Recently I’ve realised that doing anything creative is so difficult (and have subsequently developed a new appreciation for all creative geniuses). For me, my burst of creativity was starting this blog; I never knew it would be so challenging. I am constantly critiquing everything I do. I worry that I don’t have a million followers, I do not possess the ability create amazing flatlays and that my home does not look like something out of the Laura Ashley catalogue (if you’re wondering, it’s a lovely homeware store). And apparently, I am not the only one! I frequently see bloggers writing about how they feel stuck in a rut, need to take time out, or are desperately trying to think of new ideas to keep up with the online competition. Like writers block but for bloggers – bloggers block.
But like any creative process, you can’t skip a step. You have to work through them all:
1. This is awesome
2. This is tricky
3. This is terrible
4. I am terrible
5. This might be okay
6. This is awesome
I have also realised that I am my biggest critic. Nobody else analyses your work as much as you do. Spoiler alert – nobody else cares as much as you do (and that’s a good thing)!! Although I only have a small following, it’s been amazing to see total strangers from all over the world actually enjoying what I’m doing. How lovely! An online community of people I’ve never met have suddenly become my support network. It’s you guys (the few that are reading this blog) that give me the confidence and motivation to keep trying, so thanks!

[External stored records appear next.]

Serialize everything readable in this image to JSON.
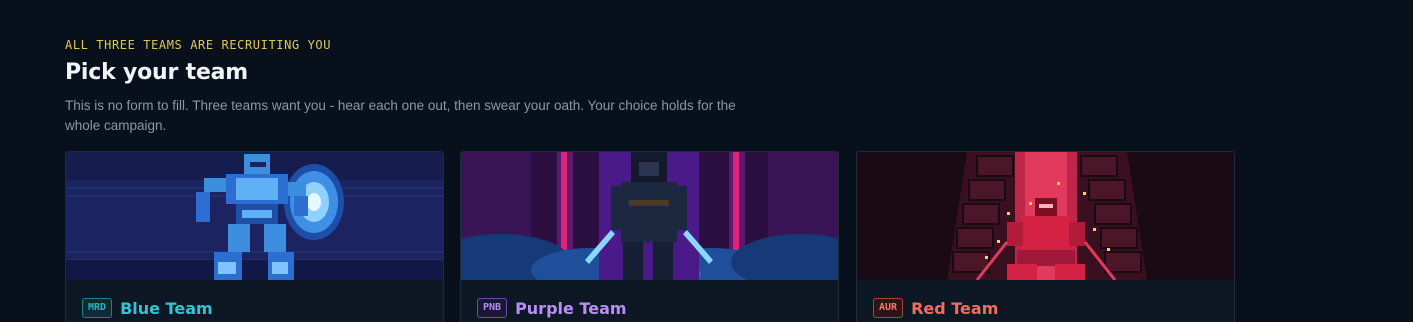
{
  "header": {
    "eyebrow": "ALL THREE TEAMS ARE RECRUITING YOU",
    "title": "Pick your team",
    "description": "This is no form to fill. Three teams want you - hear each one out, then swear your oath. Your choice holds for the whole campaign."
  },
  "teams": [
    {
      "code": "MRD",
      "name": "Blue Team",
      "accent": "#33c3d4",
      "art": "armored-robot-with-shield"
    },
    {
      "code": "PNB",
      "name": "Purple Team",
      "accent": "#b98ff7",
      "art": "hooded-figure-with-dual-blades"
    },
    {
      "code": "AUR",
      "name": "Red Team",
      "accent": "#f36d5f",
      "art": "red-warrior-in-throne-gate"
    }
  ]
}
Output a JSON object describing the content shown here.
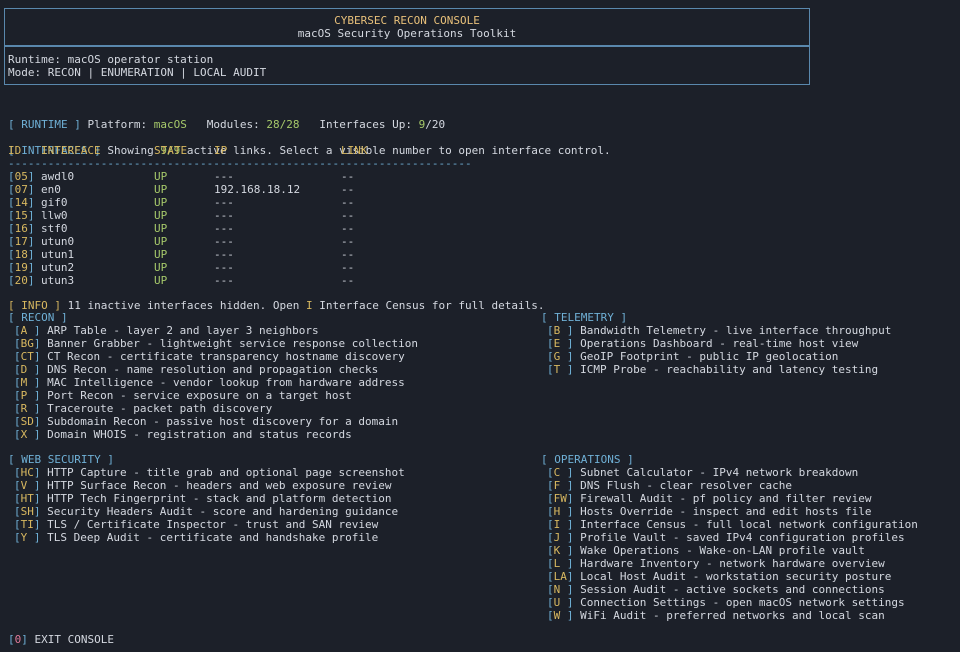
{
  "header": {
    "title": "CYBERSEC RECON CONSOLE",
    "subtitle": "macOS Security Operations Toolkit",
    "runtime": "Runtime: macOS operator station",
    "mode": "Mode: RECON | ENUMERATION | LOCAL AUDIT"
  },
  "status": {
    "tag": "[ RUNTIME ]",
    "platform_label": "Platform:",
    "platform": "macOS",
    "modules_label": "Modules:",
    "modules": "28/28",
    "interfaces_label": "Interfaces Up:",
    "interfaces_up": "9",
    "interfaces_total": "/20"
  },
  "interfaces": {
    "tag": "[ INTERFACES ]",
    "summary_pre": "Showing",
    "shown": "9/9",
    "summary_post": "active links. Select a visible number to open interface control.",
    "columns": [
      "ID",
      "INTERFACE",
      "STATE",
      "IP",
      "LINK"
    ],
    "divider": "----------------------------------------------------------------------",
    "rows": [
      {
        "id": "05",
        "name": "awdl0",
        "state": "UP",
        "ip": "---",
        "link": "--"
      },
      {
        "id": "07",
        "name": "en0",
        "state": "UP",
        "ip": "192.168.18.12",
        "link": "--"
      },
      {
        "id": "14",
        "name": "gif0",
        "state": "UP",
        "ip": "---",
        "link": "--"
      },
      {
        "id": "15",
        "name": "llw0",
        "state": "UP",
        "ip": "---",
        "link": "--"
      },
      {
        "id": "16",
        "name": "stf0",
        "state": "UP",
        "ip": "---",
        "link": "--"
      },
      {
        "id": "17",
        "name": "utun0",
        "state": "UP",
        "ip": "---",
        "link": "--"
      },
      {
        "id": "18",
        "name": "utun1",
        "state": "UP",
        "ip": "---",
        "link": "--"
      },
      {
        "id": "19",
        "name": "utun2",
        "state": "UP",
        "ip": "---",
        "link": "--"
      },
      {
        "id": "20",
        "name": "utun3",
        "state": "UP",
        "ip": "---",
        "link": "--"
      }
    ],
    "info_tag": "[ INFO ]",
    "info_pre": "11 inactive interfaces hidden. Open",
    "info_key": "I",
    "info_post": "Interface Census for full details."
  },
  "recon": {
    "tag": "[ RECON ]",
    "items": [
      {
        "key": "A ",
        "label": "ARP Table - layer 2 and layer 3 neighbors"
      },
      {
        "key": "BG",
        "label": "Banner Grabber - lightweight service response collection"
      },
      {
        "key": "CT",
        "label": "CT Recon - certificate transparency hostname discovery"
      },
      {
        "key": "D ",
        "label": "DNS Recon - name resolution and propagation checks"
      },
      {
        "key": "M ",
        "label": "MAC Intelligence - vendor lookup from hardware address"
      },
      {
        "key": "P ",
        "label": "Port Recon - service exposure on a target host"
      },
      {
        "key": "R ",
        "label": "Traceroute - packet path discovery"
      },
      {
        "key": "SD",
        "label": "Subdomain Recon - passive host discovery for a domain"
      },
      {
        "key": "X ",
        "label": "Domain WHOIS - registration and status records"
      }
    ]
  },
  "telemetry": {
    "tag": "[ TELEMETRY ]",
    "items": [
      {
        "key": "B ",
        "label": "Bandwidth Telemetry - live interface throughput"
      },
      {
        "key": "E ",
        "label": "Operations Dashboard - real-time host view"
      },
      {
        "key": "G ",
        "label": "GeoIP Footprint - public IP geolocation"
      },
      {
        "key": "T ",
        "label": "ICMP Probe - reachability and latency testing"
      }
    ]
  },
  "web_security": {
    "tag": "[ WEB SECURITY ]",
    "items": [
      {
        "key": "HC",
        "label": "HTTP Capture - title grab and optional page screenshot"
      },
      {
        "key": "V ",
        "label": "HTTP Surface Recon - headers and web exposure review"
      },
      {
        "key": "HT",
        "label": "HTTP Tech Fingerprint - stack and platform detection"
      },
      {
        "key": "SH",
        "label": "Security Headers Audit - score and hardening guidance"
      },
      {
        "key": "TI",
        "label": "TLS / Certificate Inspector - trust and SAN review"
      },
      {
        "key": "Y ",
        "label": "TLS Deep Audit - certificate and handshake profile"
      }
    ]
  },
  "operations": {
    "tag": "[ OPERATIONS ]",
    "items": [
      {
        "key": "C ",
        "label": "Subnet Calculator - IPv4 network breakdown"
      },
      {
        "key": "F ",
        "label": "DNS Flush - clear resolver cache"
      },
      {
        "key": "FW",
        "label": "Firewall Audit - pf policy and filter review"
      },
      {
        "key": "H ",
        "label": "Hosts Override - inspect and edit hosts file"
      },
      {
        "key": "I ",
        "label": "Interface Census - full local network configuration"
      },
      {
        "key": "J ",
        "label": "Profile Vault - saved IPv4 configuration profiles"
      },
      {
        "key": "K ",
        "label": "Wake Operations - Wake-on-LAN profile vault"
      },
      {
        "key": "L ",
        "label": "Hardware Inventory - network hardware overview"
      },
      {
        "key": "LA",
        "label": "Local Host Audit - workstation security posture"
      },
      {
        "key": "N ",
        "label": "Session Audit - active sockets and connections"
      },
      {
        "key": "U ",
        "label": "Connection Settings - open macOS network settings"
      },
      {
        "key": "W ",
        "label": "WiFi Audit - preferred networks and local scan"
      }
    ]
  },
  "exit": {
    "key": "0",
    "label": "EXIT CONSOLE"
  }
}
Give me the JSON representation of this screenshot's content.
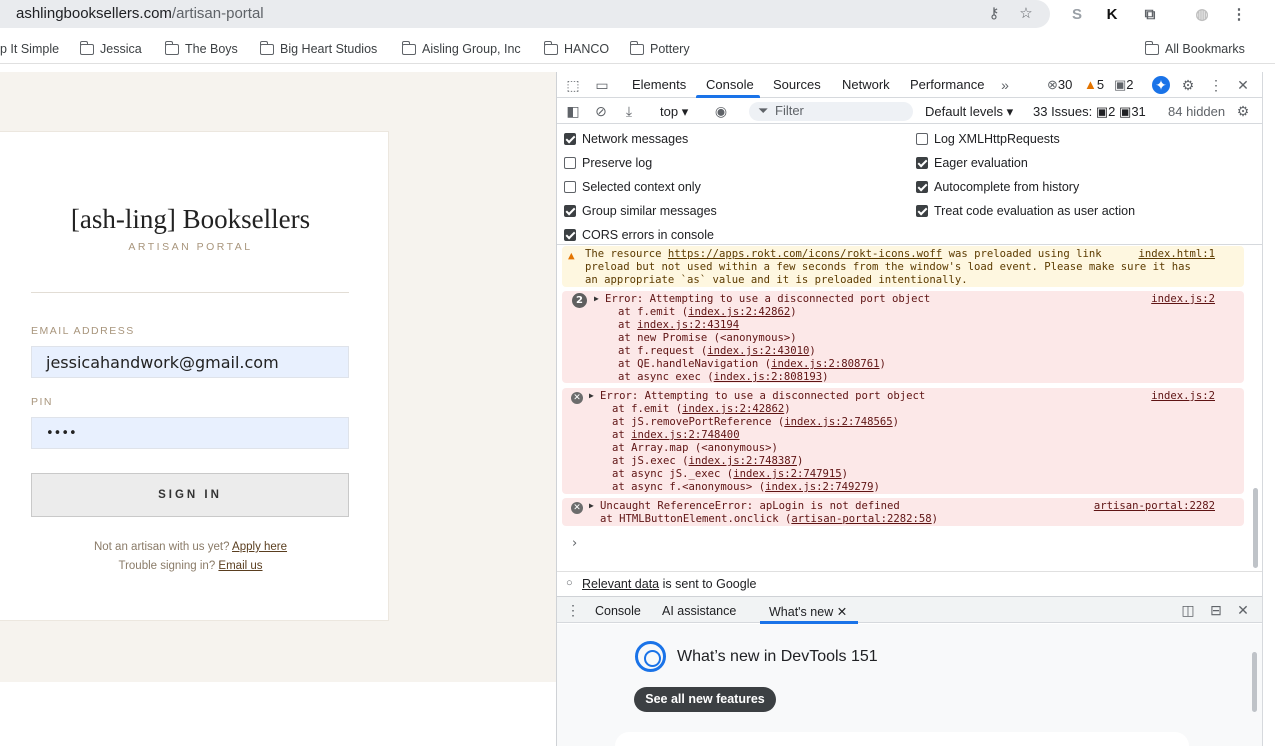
{
  "browser": {
    "url_host": "ashlingbooksellers.com",
    "url_path": "/artisan-portal",
    "bookmarks": [
      "p It Simple",
      "Jessica",
      "The Boys",
      "Big Heart Studios",
      "Aisling Group, Inc",
      "HANCO",
      "Pottery"
    ],
    "all_bookmarks": "All Bookmarks",
    "extensions": [
      "S",
      "K"
    ]
  },
  "login": {
    "brand": "[ash-ling] Booksellers",
    "subbrand": "ARTISAN PORTAL",
    "email_label": "EMAIL ADDRESS",
    "email_value": "jessicahandwork@gmail.com",
    "pin_label": "PIN",
    "pin_value": "••••",
    "signin_label": "SIGN IN",
    "not_artisan": "Not an artisan with us yet?",
    "apply_link": "Apply here",
    "trouble": "Trouble signing in?",
    "email_link": "Email us"
  },
  "devtools": {
    "tabs": [
      "Elements",
      "Console",
      "Sources",
      "Network",
      "Performance"
    ],
    "active_tab": "Console",
    "errors_count": "30",
    "warnings_count": "5",
    "info_count": "2",
    "context": "top",
    "filter_placeholder": "Filter",
    "levels": "Default levels",
    "issues_label": "33 Issues:",
    "issues_a": "2",
    "issues_b": "31",
    "hidden": "84 hidden",
    "settings": {
      "left": [
        {
          "label": "Network messages",
          "checked": true
        },
        {
          "label": "Preserve log",
          "checked": false
        },
        {
          "label": "Selected context only",
          "checked": false
        },
        {
          "label": "Group similar messages",
          "checked": true
        },
        {
          "label": "CORS errors in console",
          "checked": true
        }
      ],
      "right": [
        {
          "label": "Log XMLHttpRequests",
          "checked": false
        },
        {
          "label": "Eager evaluation",
          "checked": true
        },
        {
          "label": "Autocomplete from history",
          "checked": true
        },
        {
          "label": "Treat code evaluation as user action",
          "checked": true
        }
      ]
    },
    "warning": {
      "prefix": "The resource ",
      "link": "https://apps.rokt.com/icons/rokt-icons.woff",
      "rest1": " was preloaded using link",
      "line2": "preload but not used within a few seconds from the window's load event. Please make sure it has",
      "line3": "an appropriate `as` value and it is preloaded intentionally.",
      "source": "index.html:1"
    },
    "error1": {
      "count": "2",
      "title": "Error: Attempting to use a disconnected port object",
      "source": "index.js:2",
      "stack": [
        [
          "at f.emit (",
          "index.js:2:42862",
          ")"
        ],
        [
          "at ",
          "index.js:2:43194",
          ""
        ],
        [
          "at new Promise (<anonymous>)",
          "",
          ""
        ],
        [
          "at f.request (",
          "index.js:2:43010",
          ")"
        ],
        [
          "at QE.handleNavigation (",
          "index.js:2:808761",
          ")"
        ],
        [
          "at async exec (",
          "index.js:2:808193",
          ")"
        ]
      ]
    },
    "error2": {
      "title": "Error: Attempting to use a disconnected port object",
      "source": "index.js:2",
      "stack": [
        [
          "at f.emit (",
          "index.js:2:42862",
          ")"
        ],
        [
          "at jS.removePortReference (",
          "index.js:2:748565",
          ")"
        ],
        [
          "at ",
          "index.js:2:748400",
          ""
        ],
        [
          "at Array.map (<anonymous>)",
          "",
          ""
        ],
        [
          "at jS.exec (",
          "index.js:2:748387",
          ")"
        ],
        [
          "at async jS._exec (",
          "index.js:2:747915",
          ")"
        ],
        [
          "at async f.<anonymous> (",
          "index.js:2:749279",
          ")"
        ]
      ]
    },
    "error3": {
      "title": "Uncaught ReferenceError: apLogin is not defined",
      "source": "artisan-portal:2282",
      "stack_prefix": "at HTMLButtonElement.onclick (",
      "stack_link": "artisan-portal:2282:58",
      "stack_suffix": ")"
    },
    "relevant_link": "Relevant data",
    "relevant_rest": " is sent to Google",
    "drawer_tabs": [
      "Console",
      "AI assistance",
      "What's new"
    ],
    "whats_new_title": "What’s new in DevTools 151",
    "whats_new_button": "See all new features"
  }
}
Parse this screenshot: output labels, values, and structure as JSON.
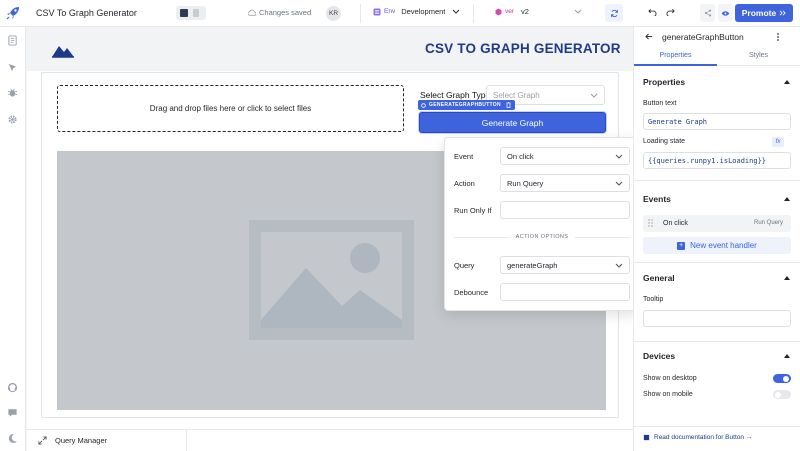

It’s like that famous phrase, ‘Rome wasn’t built in a day’. You can’t rush the creative process of reaching your goals or cheat your way to the top, you have to enjoy the journey it takes to get there.
It’s overwhelming to look at the mountain of work ahead of you and all too easy to forget to look how far you have come. My Dad wrote a similar phrase in a letter to me just before I climbed Mount Kilimanjaro (that’s me at the top in the picture! I’m the one sporting the luminous orange coat). There was a point when I got pretty ill and I wanted to pack it in. The summit looked bloody miles away. But then I looked back and realised I was above the cloud line. That felt brilliant, to know I was so high up that I must be nearly there. It gave me that extra boost of motivation to keep climbing.
Sometimes you can’t physically see the finish line and that can be demotivating. But equally, if you gave up now, you’d never know how close you were. You could be giving up right before an amazing opportunity arises. Just 4 months ago I had no idea how to create a website and I almost cried when I heard the terms ‘domain name’ and ‘web host’, but now I have Wildlifestyle! Yes, my following may still be small, but at least I am heading in the right direction.
So I suppose the point of this post is to say thanks for your support and to those that are feeling swamped by the task of reaching their goals, just keep going. Take small steps every day and you’ll be there in no time.